Milli Görüş’ün yolu yokuştu, engellerle doluydu. Ülkemizde de, dünyadaki öteki Müslüman ülkelerde de “İslami siyaset” yasaktı. Hocamızın ifadesiyle, “Bizim namaz kılan köleler” olmamız isteniyordu. Halen de öyle... Irkçı emperyalizm/Siyonist-Evangelistlerin yönlendirmesiyle, doğrudan veya dolaylı müdahaleleriyle 1980 askeri darbesi ve 1997 post-modern darbesiyle engellendi. Dört partisi kapatıldı. (MNP, MSP, RP, FP) Bunlar yetmezmiş gibi kendi içinden kopmalar, bölünmeler sağlandı. Özal ile ANAP, Erdoğan ile AKP, Kurtulmuş ile HAS Parti ve nihayet Fatih Erbakan ile de Yeniden Refah Partisi, hem de “Milli Görüş” adına bir hançer daha vuruldu. Bizi saplarımızla yaralıyorlar. Ağacımız saplarıyla budanıyor. Tefrika kimleri sevindiriyor, kimleri üzüyor? Kimler kazanıyor, kimler kaybediyor? Tefrika ateş ve azap değil midir? Gönül yapmak bina yapmaktan değerlidir. “Müminin kalbi Beytullah’tan daha değerlidir” (S.A.V.) Gönül yıkmak saray yıkmaktan zararlıdır. Nice binler gönül yıkıldı. Baba dostları incinmediler mi? Saadet, Hocamızın, binası ise ümmetin emaneti değil mi? Birileri Fatih’imizi hem sömürüyor hem de siyasi intihara sürüklüyor, ne yazık ki…

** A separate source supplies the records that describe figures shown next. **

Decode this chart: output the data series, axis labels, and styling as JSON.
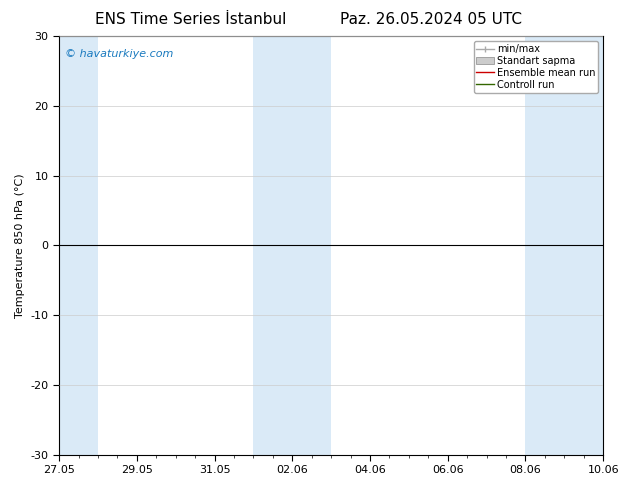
{
  "title_left": "ENS Time Series İstanbul",
  "title_right": "Paz. 26.05.2024 05 UTC",
  "ylabel": "Temperature 850 hPa (°C)",
  "watermark": "© havaturkiye.com",
  "watermark_color": "#1a7abf",
  "ylim": [
    -30,
    30
  ],
  "yticks": [
    -30,
    -20,
    -10,
    0,
    10,
    20,
    30
  ],
  "xtick_labels": [
    "27.05",
    "29.05",
    "31.05",
    "02.06",
    "04.06",
    "06.06",
    "08.06",
    "10.06"
  ],
  "background_color": "#ffffff",
  "plot_bg_color": "#ffffff",
  "band_color": "#daeaf7",
  "zero_line_color": "#000000",
  "control_run_color": "#336600",
  "ensemble_mean_color": "#cc0000",
  "minmax_color": "#aaaaaa",
  "standart_color": "#cccccc",
  "legend_labels": [
    "min/max",
    "Standart sapma",
    "Ensemble mean run",
    "Controll run"
  ],
  "title_fontsize": 11,
  "axis_label_fontsize": 8,
  "tick_fontsize": 8,
  "legend_fontsize": 7,
  "watermark_fontsize": 8
}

Bütün bunlar Milli Görüş siyasetini engellemek, durdurmak, parçalamak, etkisizleştirmek, yok etmek içindi. Anlamadıkları bir şey var: Milli Görüşçülerin evleri, binaları, binekleri ellerinden alınarak, işgal edilerek, kapatılarak onları davalarından vazgeçirmek, teslim almak mümkün olmayacak inşallah. Onlar bütün iç ve dış, legal, illegal engelleri aşarak, ülkemizde de dünyada da adil bir düzen kuracaklar. Yeryüzünde yeniden barış ve adalet kıyametten önce kurulacaktır.

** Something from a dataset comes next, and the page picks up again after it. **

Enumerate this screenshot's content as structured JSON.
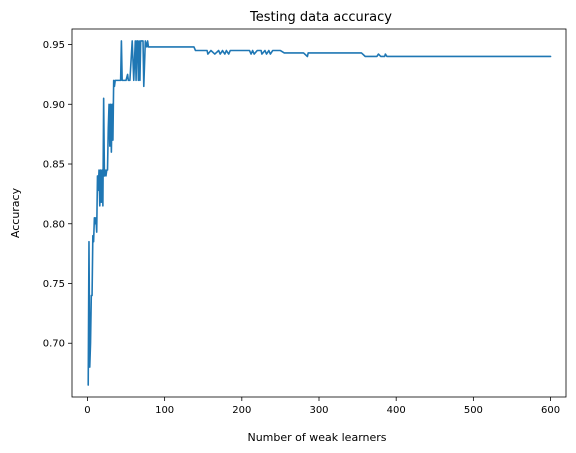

Erbakan Hocamız, “Milli Görüş’ün tek temsilcisi Saadet Partisi’dir. Yarın birileri çıkıp, ‘Biz de Milli Görüşçüyüz’ derlerse onlar ‘palyaço’ olurlar” diyerek kerametini gösteriyormuş, görenlere... Onun manevi/siyasi mirası Saadet Partisi’dir. Onun yolu miras ve emanetidir. Saadetliler vefalı/sadık olmanın gereği olarak bu emanete, mirasa, yola, görüşe sahip çıkmaya devam edecekler. “Yoldan gitmek, sulpten gelmekten daha önemli ve değerlidir.”

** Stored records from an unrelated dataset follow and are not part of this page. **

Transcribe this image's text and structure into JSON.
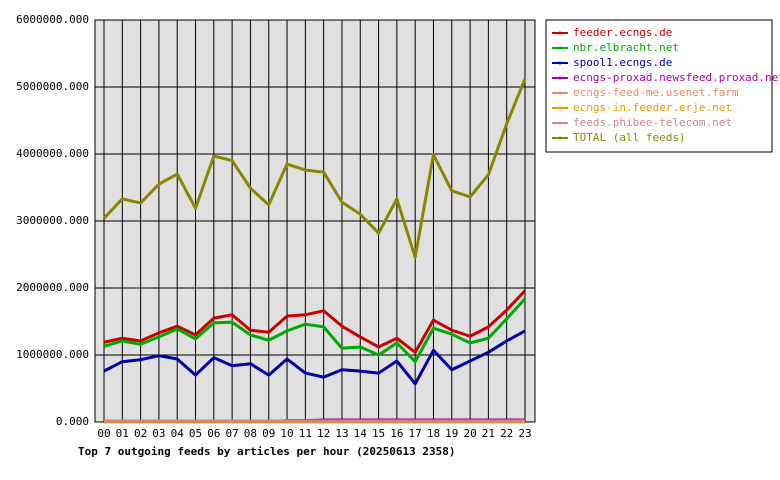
{
  "chart_data": {
    "type": "line",
    "title": "Top 7 outgoing feeds by articles per hour (20250613 2358)",
    "categories": [
      "00",
      "01",
      "02",
      "03",
      "04",
      "05",
      "06",
      "07",
      "08",
      "09",
      "10",
      "11",
      "12",
      "13",
      "14",
      "15",
      "16",
      "17",
      "18",
      "19",
      "20",
      "21",
      "22",
      "23"
    ],
    "ylim": [
      0,
      6000000
    ],
    "yticks": [
      {
        "value": 0,
        "label": "0.000"
      },
      {
        "value": 1000000,
        "label": "1000000.000"
      },
      {
        "value": 2000000,
        "label": "2000000.000"
      },
      {
        "value": 3000000,
        "label": "3000000.000"
      },
      {
        "value": 4000000,
        "label": "4000000.000"
      },
      {
        "value": 5000000,
        "label": "5000000.000"
      },
      {
        "value": 6000000,
        "label": "6000000.000"
      }
    ],
    "grid": true,
    "legend": "right",
    "series": [
      {
        "name": "feeder.ecngs.de",
        "color": "#cc0000",
        "values": [
          1190000,
          1250000,
          1210000,
          1330000,
          1430000,
          1300000,
          1550000,
          1600000,
          1370000,
          1340000,
          1580000,
          1600000,
          1660000,
          1430000,
          1270000,
          1120000,
          1250000,
          1040000,
          1520000,
          1370000,
          1280000,
          1420000,
          1670000,
          1960000
        ]
      },
      {
        "name": "nbr.elbracht.net",
        "color": "#00aa00",
        "values": [
          1130000,
          1210000,
          1160000,
          1270000,
          1390000,
          1240000,
          1480000,
          1490000,
          1300000,
          1220000,
          1360000,
          1460000,
          1420000,
          1100000,
          1120000,
          1000000,
          1180000,
          900000,
          1400000,
          1310000,
          1180000,
          1250000,
          1540000,
          1840000
        ]
      },
      {
        "name": "spool1.ecngs.de",
        "color": "#0000aa",
        "values": [
          760000,
          900000,
          930000,
          990000,
          940000,
          700000,
          960000,
          840000,
          870000,
          700000,
          940000,
          730000,
          670000,
          780000,
          760000,
          730000,
          910000,
          570000,
          1070000,
          780000,
          910000,
          1040000,
          1210000,
          1360000
        ]
      },
      {
        "name": "ecngs-proxad.newsfeed.proxad.net",
        "color": "#aa00aa",
        "values": [
          0,
          0,
          0,
          0,
          0,
          0,
          0,
          0,
          0,
          0,
          20000,
          20000,
          30000,
          30000,
          30000,
          30000,
          30000,
          30000,
          30000,
          30000,
          30000,
          30000,
          30000,
          30000
        ]
      },
      {
        "name": "ecngs-feed-me.usenet.farm",
        "color": "#ee8866",
        "values": [
          10000,
          10000,
          10000,
          10000,
          10000,
          10000,
          10000,
          10000,
          10000,
          10000,
          10000,
          10000,
          10000,
          10000,
          10000,
          10000,
          10000,
          10000,
          10000,
          10000,
          10000,
          10000,
          10000,
          10000
        ]
      },
      {
        "name": "ecngs-in.feeder.erje.net",
        "color": "#ee9900",
        "values": [
          0,
          0,
          0,
          0,
          0,
          0,
          0,
          0,
          0,
          0,
          0,
          0,
          0,
          0,
          0,
          0,
          0,
          0,
          0,
          0,
          0,
          0,
          0,
          0
        ]
      },
      {
        "name": "feeds.phibee-telecom.net",
        "color": "#cc8888",
        "values": [
          15000,
          15000,
          15000,
          15000,
          15000,
          15000,
          15000,
          15000,
          15000,
          15000,
          15000,
          15000,
          15000,
          15000,
          15000,
          15000,
          15000,
          15000,
          15000,
          15000,
          15000,
          15000,
          15000,
          15000
        ]
      },
      {
        "name": "TOTAL (all feeds)",
        "color": "#888800",
        "values": [
          3040000,
          3330000,
          3270000,
          3550000,
          3700000,
          3190000,
          3970000,
          3900000,
          3490000,
          3240000,
          3850000,
          3760000,
          3730000,
          3280000,
          3100000,
          2820000,
          3330000,
          2460000,
          3990000,
          3450000,
          3360000,
          3690000,
          4450000,
          5120000
        ]
      }
    ]
  }
}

Tüm insanlar Hz. Adem (A.S.) ve Havva’dan değil miyiz? Atamız bir. Kardeşleriz... Hz. Yusuf ve onu kuyuya atan kardeşleri aynı babanın Hz. Yakub’un (A.S.) çocukları değil miydi? Kardeşini öldüren Kabil, Habil’in kardeşi/aynı babanın çocukları değil miydi? Sınanıyoruz... Ayıklanıyoruz...

Milli GörüşçülükUhud’da okçular tepesini terk etmemektir. Talut ordusunda safı terk etmemek, (dünyalık) nehrinden bir avuçtan fazla içmemektir. Tuzaklarına rağmen saraya çıktığında kardeşlerini bağışlayan Hz. Yusuf’un (A.S.) yolunda olmaktır. Adalet yolunda cihattan vazgeçildiğinde ayaklarının kayacağı ve zillete düşüleceği inanç ve şuurunda olmaktır. Davayı satmamak, sömürmemek, hasbi olabilmek, ahireti öncelemektir.

Tüm ahitlerimize vefalı ve sadık olarak AKABE’yi aşıp, Rızasına ulaşabilmeyi Rabbimiz hepimize lütfeylesin dualarımızla.